Earlier this year, the House passed spending bills that include many of these priorities. The Senate has yet to move forward with the majority of their bills. FCNL is urging Congress to ensure that the final appropriations bills cancel the administration’s authority to transfer and repurpose funds for inhumane policies and eliminate anomalies—a mechanism for providing funding that would otherwise not be included—in short-term spending bills.
A Pattern of Overspending for Inhumane Policies
The detention and deportation budget has grown more than 40 percent since 2017, by around $1 billion. The result? Immigration and Customs Enforcement (ICE) is reporting that they have 52,000 people incarcerated this month—that is 10,000 more people than Congress approved or funded.
Members of Congress have a real opportunity this fall to re-write appropriations bills and stop overspending.
Despite multiple reports of waste, fraud, and abuse in recent years, Congress has consistently increased funding for ICE within the DHS budget. In addition to these congressionally approved increases, DHS has also moved millions more dollars into the ICE detention account administratively—without congressional approval—and used other budgetary tricks to increase the pool of money for detention.
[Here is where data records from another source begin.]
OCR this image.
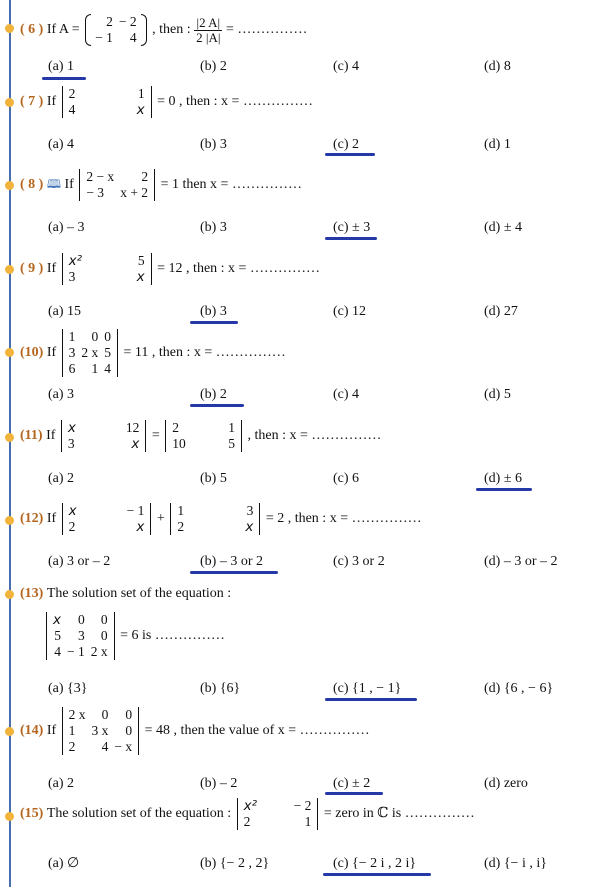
( 6 ) If A =
2	− 2
− 1	4
, then : $\frac{|2 A|}{2 |A|}$ = ……………
(a) 1	(b) 2	(c) 4	(d) 8
( 7 ) If
2	1
4	x
= 0 , then : x = ……………
(a) 4	(b) 3	(c) 2	(d) 1
( 8 ) 🕮 If
2 − x	2
− 3	x + 2
= 1 then x = ……………
(a) – 3	(b) 3	(c) ± 3	(d) ± 4
( 9 ) If x²	5
3	x
= 12 , then : x = ……………
(a) 15	(b) 3	(c) 12	(d) 27
(10) If
1	0	0
3	2 x	5
6	1	4
= 11 , then : x = ……………
(a) 3	(b) 2	(c) 4	(d) 5
(11) If x	12
3	x
=
2	1
10	5
, then : x = ……………
(a) 2	(b) 5	(c) 6	(d) ± 6
(12) If x	− 1
2	x
+
1	3
2	x
= 2 , then : x = ……………
(a) 3 or – 2	(b) – 3 or 2	(c) 3 or 2	(d) – 3 or – 2
(13) The solution set of the equation :
x	0	0
5	3	0
4	− 1	2 x
= 6 is ……………
(a) {3}	(b) {6}	(c) {1 , − 1}	(d) {6 , − 6}
(14) If
2 x	0	0
1	3 x	0
2	4	− x
= 48 , then the value of x = ……………
(a) 2	(b) – 2	(c) ± 2	(d) zero
(15) The solution set of the equation : x²	− 2
2	1
= zero in ℂ is ……………
(a) ∅	(b) {− 2 , 2}	(c) {− 2 i , 2 i}	(d) {− i , i}
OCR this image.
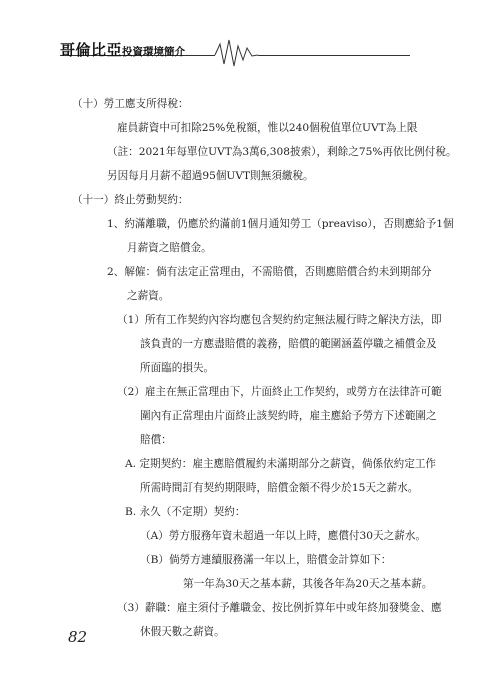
哥倫比亞投資環境簡介
（十）勞工應支所得稅：
雇員薪資中可扣除25%免稅額，惟以240個稅值單位UVT為上限
（註：2021年每單位UVT為3萬6,308披索），剩餘之75%再依比例付稅。
另因每月月薪不超過95個UVT則無須繳稅。
（十一）終止勞動契約：
1、約滿離職，仍應於約滿前1個月通知勞工（preaviso），否則應給予1個
月薪資之賠償金。
2、解僱：倘有法定正當理由，不需賠償，否則應賠償合約未到期部分
之薪資。
（1）所有工作契約內容均應包含契約約定無法履行時之解決方法，即
該負責的一方應盡賠償的義務，賠償的範圍涵蓋停職之補償金及
所面臨的損失。
（2）雇主在無正當理由下，片面終止工作契約，或勞方在法律許可範
圍內有正當理由片面終止該契約時，雇主應給予勞方下述範圍之
賠償：
A. 定期契約：雇主應賠償履約未滿期部分之薪資，倘係依約定工作
所需時間訂有契約期限時，賠償金額不得少於15天之薪水。
B. 永久（不定期）契約：
（A）勞方服務年資未超過一年以上時，應償付30天之薪水。
（B）倘勞方連續服務滿一年以上，賠償金計算如下：
第一年為30天之基本薪，其後各年為20天之基本薪。
（3）辭職：雇主須付予離職金、按比例折算年中或年終加發獎金、應
休假天數之薪資。
82
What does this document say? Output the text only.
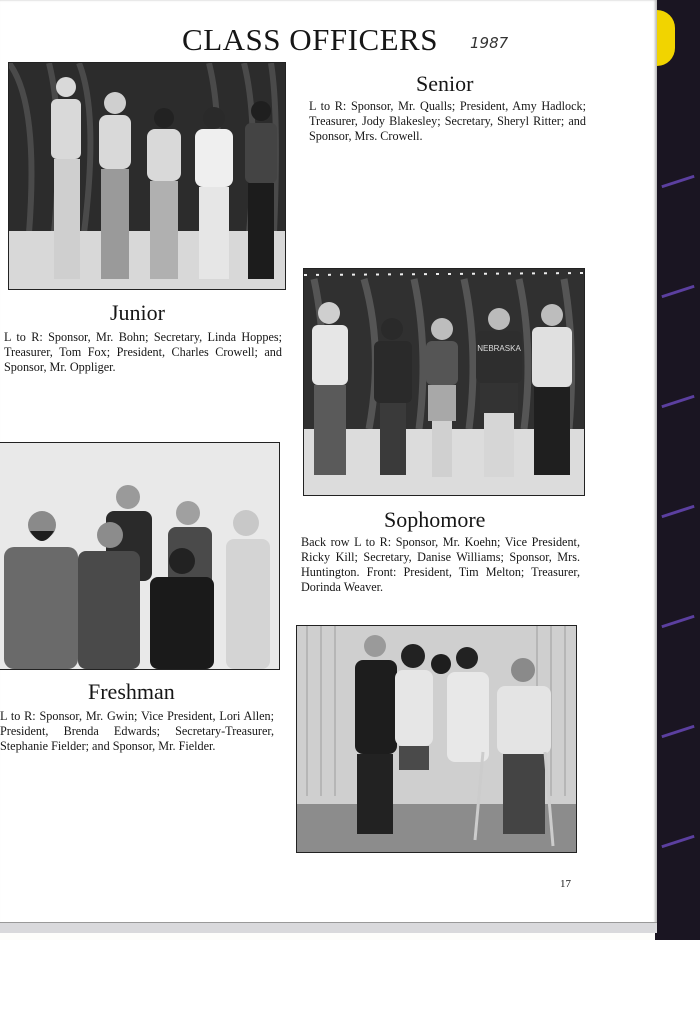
CLASS OFFICERS	1987
Senior
L to R: Sponsor, Mr. Qualls; President, Amy Hadlock; Treasurer, Jody Blakesley; Secretary, Sheryl Ritter; and Sponsor, Mrs. Crowell.
Junior
L to R: Sponsor, Mr. Bohn; Secretary, Linda Hoppes; Treasurer, Tom Fox; President, Charles Crowell; and Sponsor, Mr. Oppliger.
NEBRASKA
Sophomore
Back row L to R: Sponsor, Mr. Koehn; Vice President, Ricky Kill; Secretary, Danise Williams; Sponsor, Mrs. Huntington. Front: President, Tim Melton; Treasurer, Dorinda Weaver.
Freshman
L to R: Sponsor, Mr. Gwin; Vice President, Lori Allen; President, Brenda Edwards; Secretary-Treasurer, Stephanie Fielder; and Sponsor, Mr. Fielder.
17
We saw an example of this just recently. As Hurricane Dorian was moving toward our coast, the news broke about ICE’s irresponsible plans to reallocate millions designated for disaster relief and use them to keep more parents, children, and refugees needlessly behind bars.
Later that week, we learned that the administration also took money from 127 military construction projects and the Pentagon to build more of the border wall.
DHS is using loopholes and technical workarounds to siphon more and more taxpayer dollars into immigration detention and enforcement. Members of Congress have a real opportunity this fall to re-write appropriations bills and stop this from happening. They should do so. They should also write bills that prevent the construction of more border walls—construction that goes directly against congressional intent. FCNL supports Senator Leahy’s commitment to try and get this language into the Senate spending bill drafts.
Next Steps
Your member of Congress will have to make choices on these spending bills to fund the government past Oct. 1. You can urge them to support cancellation of the administration’s ability to move around money into detention and border wall construction. Write them today.
Update: Congress passed a continuing resolution, or short-term spending bill, until Nov. 21. It did not include additional money for ICE and CBP, however, it also did not include a guarantee that ICE and CBP will not continue detaining more than 45,000 people daily (the limit Congress imposed but the administration keeps exceeding). We urge Congress to ensure that the next spending bill prohibits DHS from continuing to overspend on enforcement.
The administration’s overspending and lack of accountability on immigration enforcement is helping fuel the crisis at the border—not solve it.
We urge Congress to pursue every avenue necessary to retain their power of the purse and end this history of fiscal mismanagement. Members must ensure that ICE and Customs and Border Protection (CBP) do not overspend under any continuing resolution, and cancel ICE and CBP’s transfer and reprogramming authority in the fiscal year 2020 DHS bill.